Maldición. ¿Cómo pasé años siendo tan completamente ciego? Ella estaba justo ahí, y nunca la vi realmente. Nunca reconocí la bondad que irradia desde su interior, la valentía que define cada elección que hace, la increíble mujer en la que se convirtió mientras yo miraba a través de ella.
Noche tras noche, permanezco despierto repasando mis errores. Todos esos años que me seguía cuando era niña, luego creció hasta convertirse en alguien extraordinario mientras yo permanecía ajeno. Ella merece algo mejor que mi tardío despertar, pero pasaré cada día que me queda demostrándole que finalmente comprendo lo que tengo.

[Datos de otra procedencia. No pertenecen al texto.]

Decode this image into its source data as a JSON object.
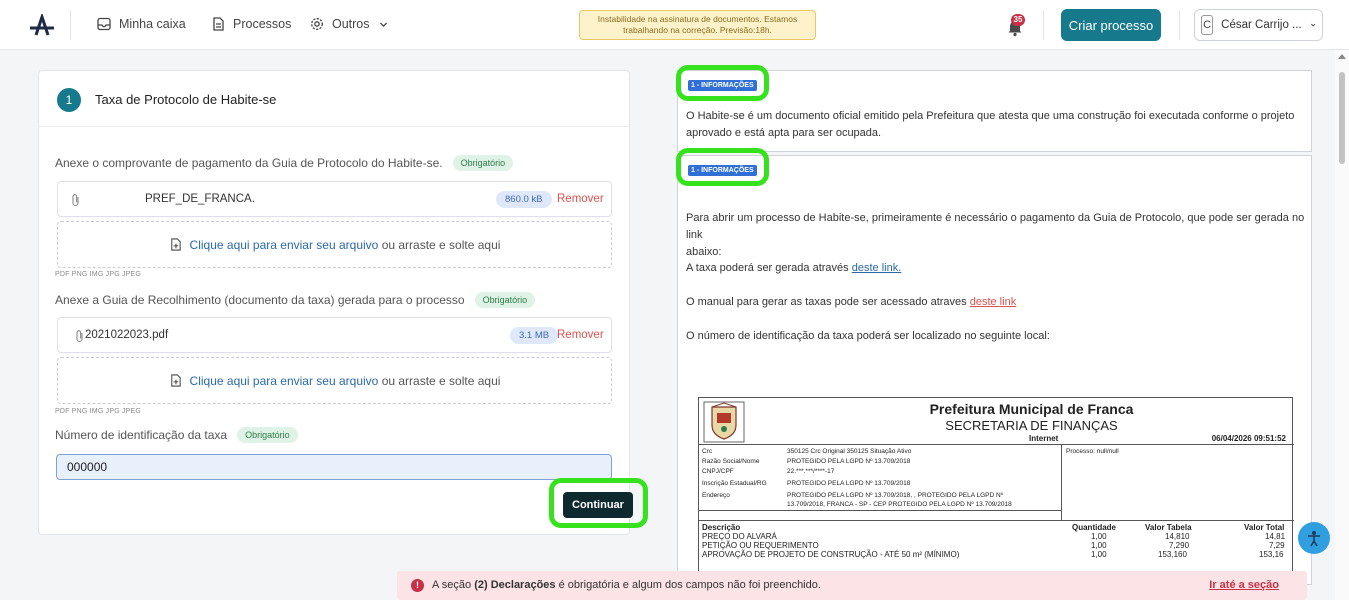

Me recuesto en mi sillón de cuero, abandonando la pila de contratos que no logran mantener mi atención esta noche. Ryder se agita inquieto en mi mente, pero ya no hay ira. Solo satisfacción. Una profunda satisfacción que no he sentido de él en años.
—Ella nos devolvió el beso —ronronea con pura satisfacción masculina—. Se está abriendo. Finalmente está lista para ser nuestra.
Todo lo demás en mi vida palidece ante este momento de progreso. He construido un imperio, aplastado a mis enemigos, reclamado territorio que otros alfas solo sueñan con controlar. Pero ninguna de esas victorias se compara con ganarme un beso de Ruby Wyatt.
—Tenemos un largo camino por delante —le recuerdo, ya planeando formas de ganarme completamente su confianza.
—Quizás —responde Ryder—, pero ya no está huyendo de nosotros. Eso lo es todo.
Un suave golpe interrumpe mis pensamientos. Su aroma se filtra por la puerta antes de que incluso registre el sonido, esa perfecta combinación de vainilla y algo indefiniblemente suyo que hace que mi pecho se tense de deseo.
Ryder prácticamente vibra de emoción. —Ella vino a nosotros. Mueve tu trasero y déjala entrar.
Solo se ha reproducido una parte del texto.